My graph contains 2.5 Milion nodes.
Current graph size is 58G.
Machine RAM = 24G.
We need to do the cleanup of DB. We have to delete 10 Millions of nodes with their attached relations. As documented graph size (disk) will not reduce because of the re-use of ids.
Will this deletion improve query performance (Read/Write).
Any suggestions for running store utils for compacting DB on production systems.
Actually re-use will allow you to update your graph without changing of graph sizes.
So your graph shouldn't grow if you are deleting/adding nodes over the course of a day.

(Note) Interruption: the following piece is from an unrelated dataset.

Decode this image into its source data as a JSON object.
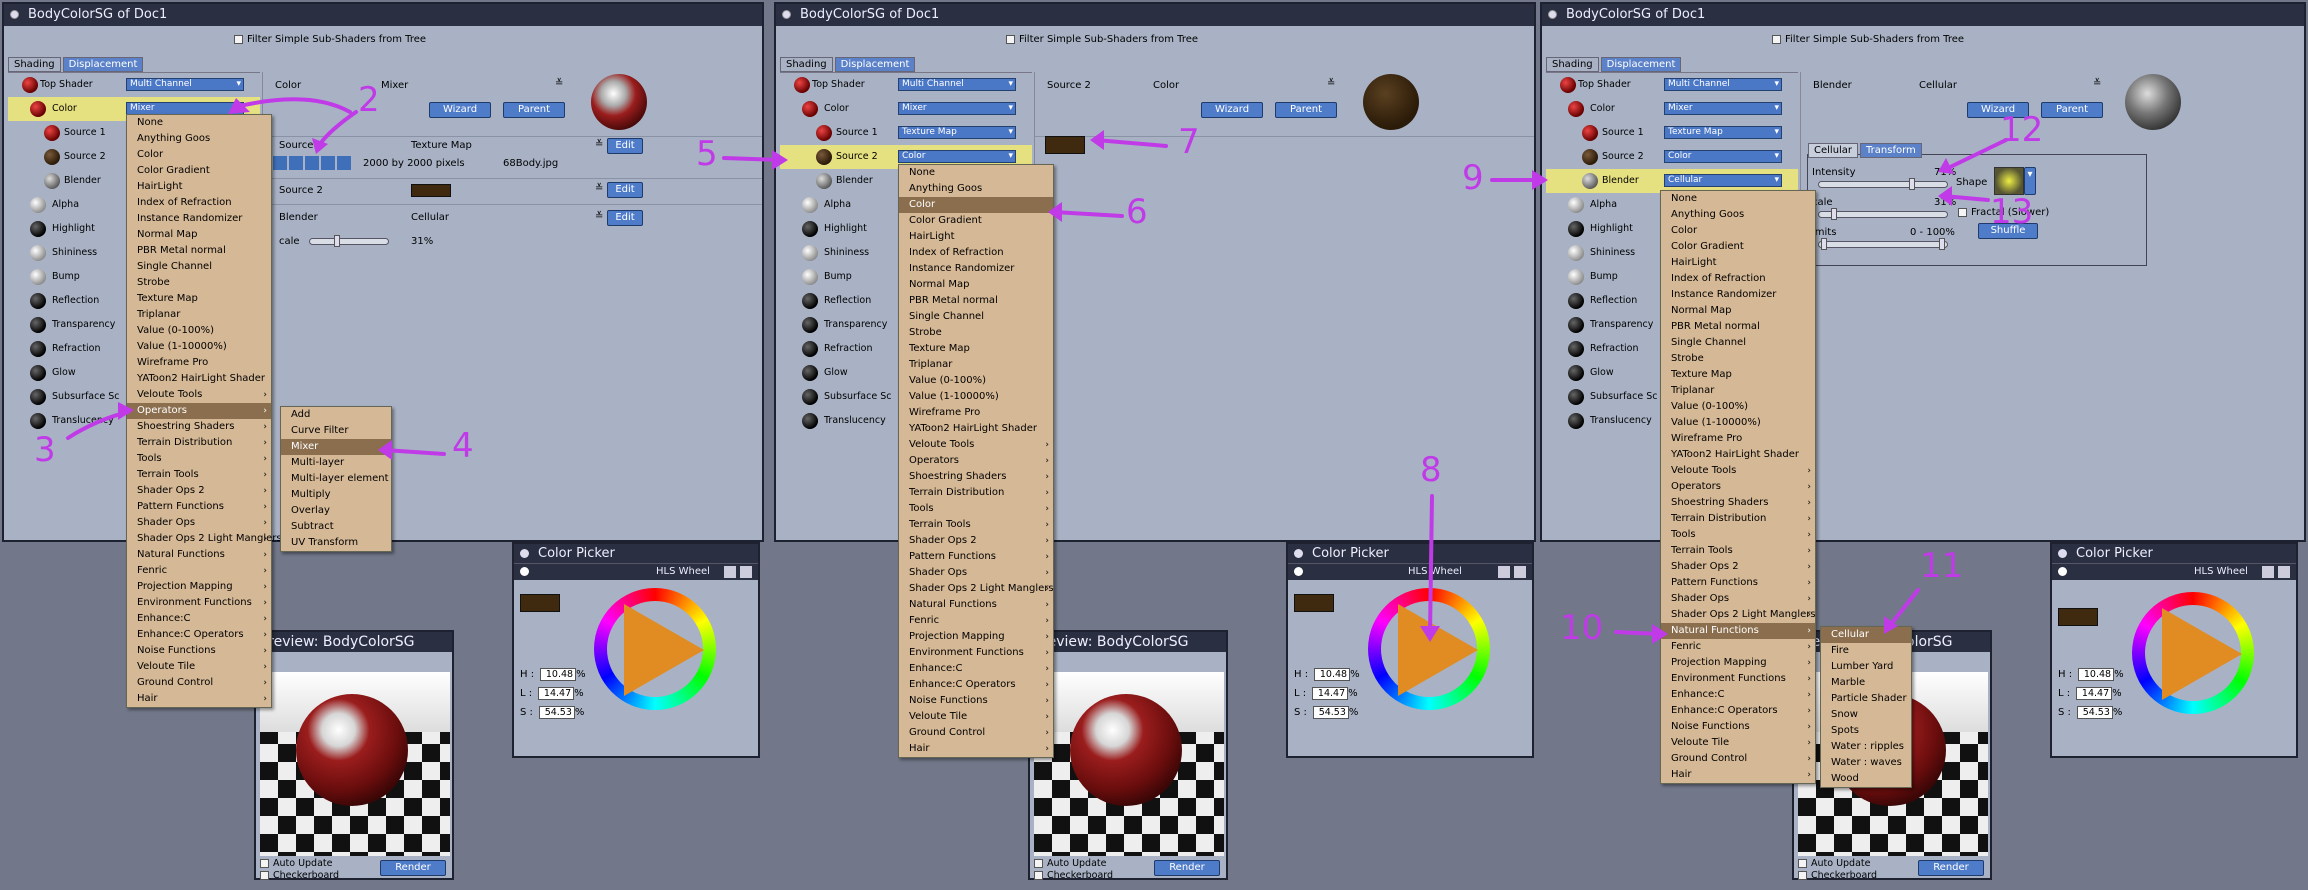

If you do huge operations, you'd have to wait for or change the grace period for id-reuse.
Compaction will help with disk and memory use, esp. if you have fragementation and partially filled pages.
You can run store-utils on a copy/backup and then test it afterwards.
Hi,
Number of nodes to be deleted are more than 40%. so deletion is the only way for cleanup.

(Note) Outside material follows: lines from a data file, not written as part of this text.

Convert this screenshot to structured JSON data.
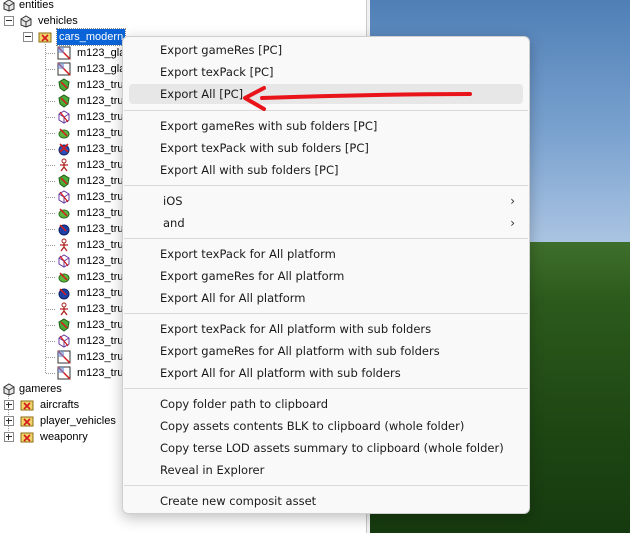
{
  "tree": {
    "entities": "entities",
    "vehicles": "vehicles",
    "cars_modern": "cars_modern",
    "items": [
      {
        "label": "m123_gla",
        "icon": "texture-icon"
      },
      {
        "label": "m123_gla",
        "icon": "texture-icon"
      },
      {
        "label": "m123_tru",
        "icon": "green-shield-icon"
      },
      {
        "label": "m123_tru",
        "icon": "green-shield-icon"
      },
      {
        "label": "m123_tru",
        "icon": "lod-cube-icon"
      },
      {
        "label": "m123_tru",
        "icon": "green-fish-icon"
      },
      {
        "label": "m123_tru",
        "icon": "red-x-icon"
      },
      {
        "label": "m123_tru",
        "icon": "skeleton-icon"
      },
      {
        "label": "m123_tru",
        "icon": "green-shield-icon"
      },
      {
        "label": "m123_tru",
        "icon": "lod-cube-icon"
      },
      {
        "label": "m123_tru",
        "icon": "green-fish-icon"
      },
      {
        "label": "m123_tru",
        "icon": "blue-sphere-icon"
      },
      {
        "label": "m123_tru",
        "icon": "skeleton-icon"
      },
      {
        "label": "m123_tru",
        "icon": "lod-cube-icon"
      },
      {
        "label": "m123_tru",
        "icon": "green-fish-icon"
      },
      {
        "label": "m123_tru",
        "icon": "blue-sphere-icon"
      },
      {
        "label": "m123_tru",
        "icon": "skeleton-icon"
      },
      {
        "label": "m123_tru",
        "icon": "green-shield-icon"
      },
      {
        "label": "m123_tru",
        "icon": "lod-cube-icon"
      },
      {
        "label": "m123_tru",
        "icon": "texture-icon"
      },
      {
        "label": "m123_tru",
        "icon": "texture-icon"
      }
    ],
    "gameres": "gameres",
    "aircrafts": "aircrafts",
    "player_vehicles": "player_vehicles",
    "weaponry": "weaponry"
  },
  "menu": {
    "export_gameres_pc": "Export gameRes [PC]",
    "export_texpack_pc": "Export texPack [PC]",
    "export_all_pc": "Export All [PC]",
    "export_gameres_sub_pc": "Export gameRes with sub folders [PC]",
    "export_texpack_sub_pc": "Export texPack with sub folders [PC]",
    "export_all_sub_pc": "Export All with sub folders [PC]",
    "ios": "iOS",
    "and": "and",
    "export_texpack_all_platform": "Export texPack for All platform",
    "export_gameres_all_platform": "Export gameRes for All platform",
    "export_all_all_platform": "Export All for All platform",
    "export_texpack_all_platform_sub": "Export texPack for All platform with sub folders",
    "export_gameres_all_platform_sub": "Export gameRes for All platform with sub folders",
    "export_all_all_platform_sub": "Export All for All platform with sub folders",
    "copy_folder_path": "Copy folder path to clipboard",
    "copy_assets_blk": "Copy assets contents BLK to clipboard (whole folder)",
    "copy_terse_lod": "Copy terse LOD assets summary to clipboard (whole folder)",
    "reveal_explorer": "Reveal in Explorer",
    "create_composit": "Create new composit asset",
    "submenu_chevron": "›",
    "highlighted_item": "Export All [PC]"
  },
  "colors": {
    "selection": "#0a64d8",
    "annotation_arrow": "#e8141a",
    "menu_bg": "#f9f9f9",
    "menu_highlight": "#e7e7e7"
  }
}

We are setting up casual cluster, How should we run store-utils for compaction on production ?
Is there any chances of data mismatch in case of cluster (Replica or core) ?

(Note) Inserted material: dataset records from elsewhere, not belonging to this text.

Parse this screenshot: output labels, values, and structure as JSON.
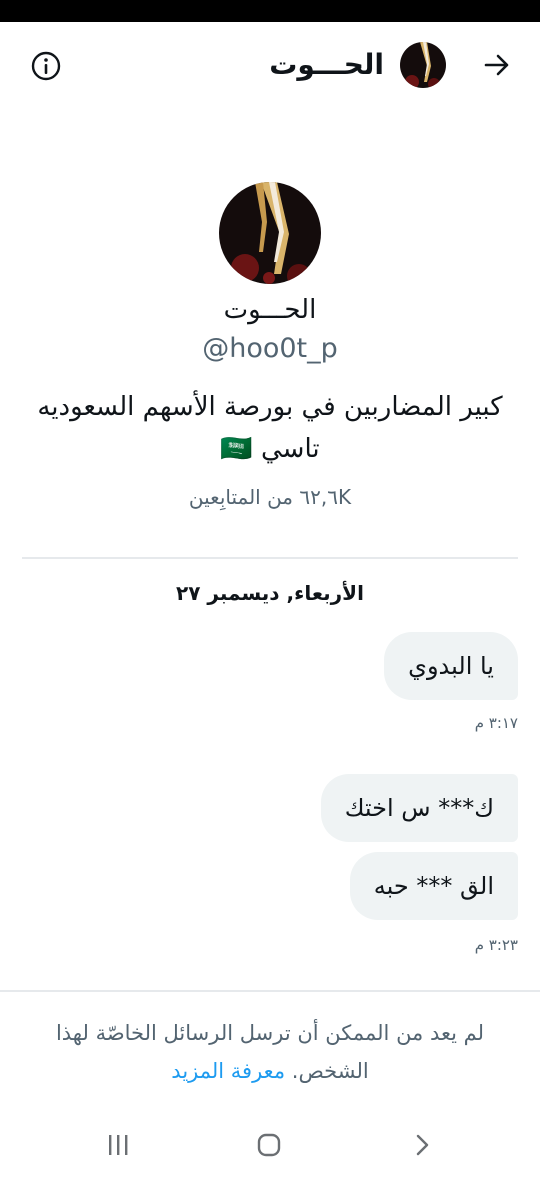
{
  "header": {
    "title": "الحـــوت",
    "back_icon": "arrow-right-icon",
    "info_icon": "info-icon"
  },
  "profile": {
    "name": "الحـــوت",
    "handle": "@hoo0t_p",
    "bio_line1": "كبير المضاربين في بورصة الأسهم  السعوديه",
    "bio_line2": "تاسي 🇸🇦",
    "followers": "٦٢,٦K من المتابِعين"
  },
  "conversation": {
    "date": "الأربعاء, ديسمبر ٢٧",
    "messages": [
      {
        "text": "يا البدوي",
        "time": "٣:١٧ م"
      },
      {
        "text": "ك*** س اختك",
        "time": ""
      },
      {
        "text": "الق *** حبه",
        "time": "٣:٢٣ م"
      }
    ]
  },
  "notice": {
    "text": "لم يعد من الممكن أن ترسل الرسائل الخاصّة لهذا الشخص.",
    "link": "معرفة المزيد"
  },
  "nav": {
    "recents_icon": "recent-apps-icon",
    "home_icon": "home-icon",
    "back_icon": "chevron-back-icon"
  },
  "colors": {
    "accent": "#1d9bf0",
    "bubble": "#eff3f4",
    "muted": "#536471"
  }
}
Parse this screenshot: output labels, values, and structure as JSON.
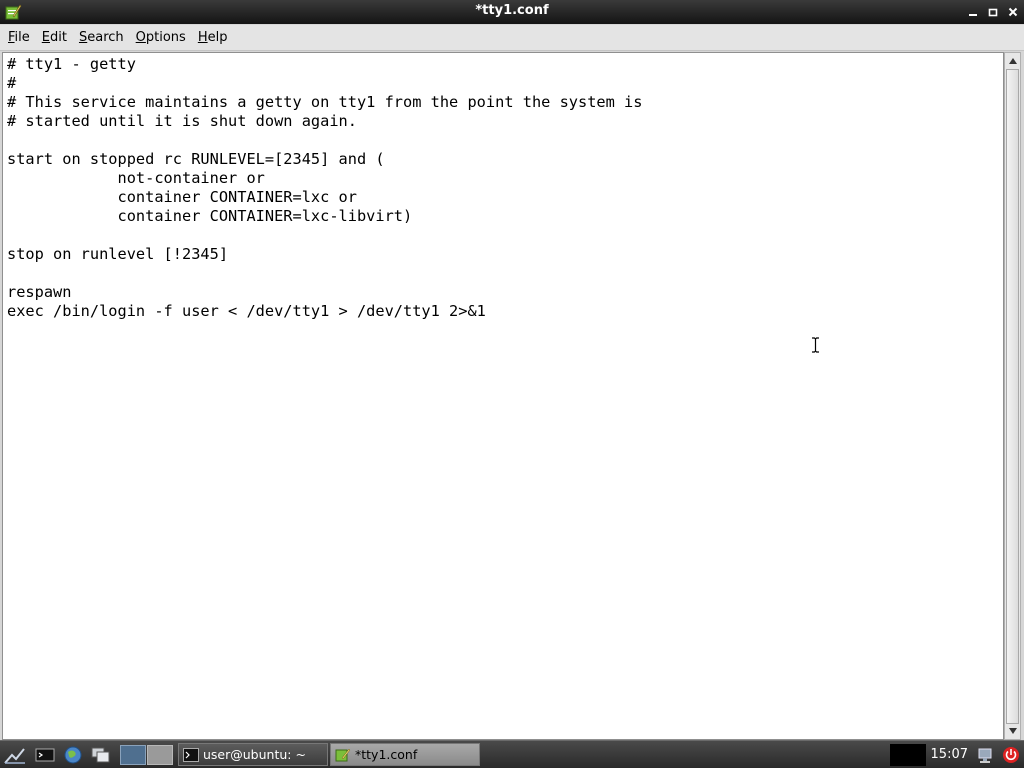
{
  "window": {
    "title": "*tty1.conf",
    "buttons": {
      "minimize": "–",
      "maximize": "□",
      "close": "✕"
    }
  },
  "menu": {
    "items": [
      {
        "mnemonic": "F",
        "rest": "ile"
      },
      {
        "mnemonic": "E",
        "rest": "dit"
      },
      {
        "mnemonic": "S",
        "rest": "earch"
      },
      {
        "mnemonic": "O",
        "rest": "ptions"
      },
      {
        "mnemonic": "H",
        "rest": "elp"
      }
    ]
  },
  "editor": {
    "content": "# tty1 - getty\n#\n# This service maintains a getty on tty1 from the point the system is\n# started until it is shut down again.\n\nstart on stopped rc RUNLEVEL=[2345] and (\n            not-container or\n            container CONTAINER=lxc or\n            container CONTAINER=lxc-libvirt)\n\nstop on runlevel [!2345]\n\nrespawn\nexec /bin/login -f user < /dev/tty1 > /dev/tty1 2>&1"
  },
  "taskbar": {
    "tasks": [
      {
        "label": "user@ubuntu: ~",
        "icon": "terminal-icon",
        "active": false
      },
      {
        "label": "*tty1.conf",
        "icon": "text-editor-icon",
        "active": true
      }
    ],
    "clock": "15:07"
  },
  "colors": {
    "titlebar": "#1e1e1e",
    "editor_bg": "#ffffff",
    "menubar_bg": "#e4e4e4",
    "taskbar_bg": "#3a3a3a"
  }
}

And will only deletion is sufficient to reduce the RAM used by db or compaction will help in this?
Thanks
I honestly think that you're best off with deletion and record-reuse.
You can reduce the grace period to something lower than 1hr, e.g. 1 to 10 minutes.
Then your the records marked as unused for deleted node and relationship records will be reused for the new data.
Hi Michael,
I didn't get the concept of the grace period. is it a config to delete automatically deleted ids.
After deletion of data, will it use less memory (RAM) because graph size is the same?
Thanks
It does never delete records, just reuse them.
The grace period is for reuse.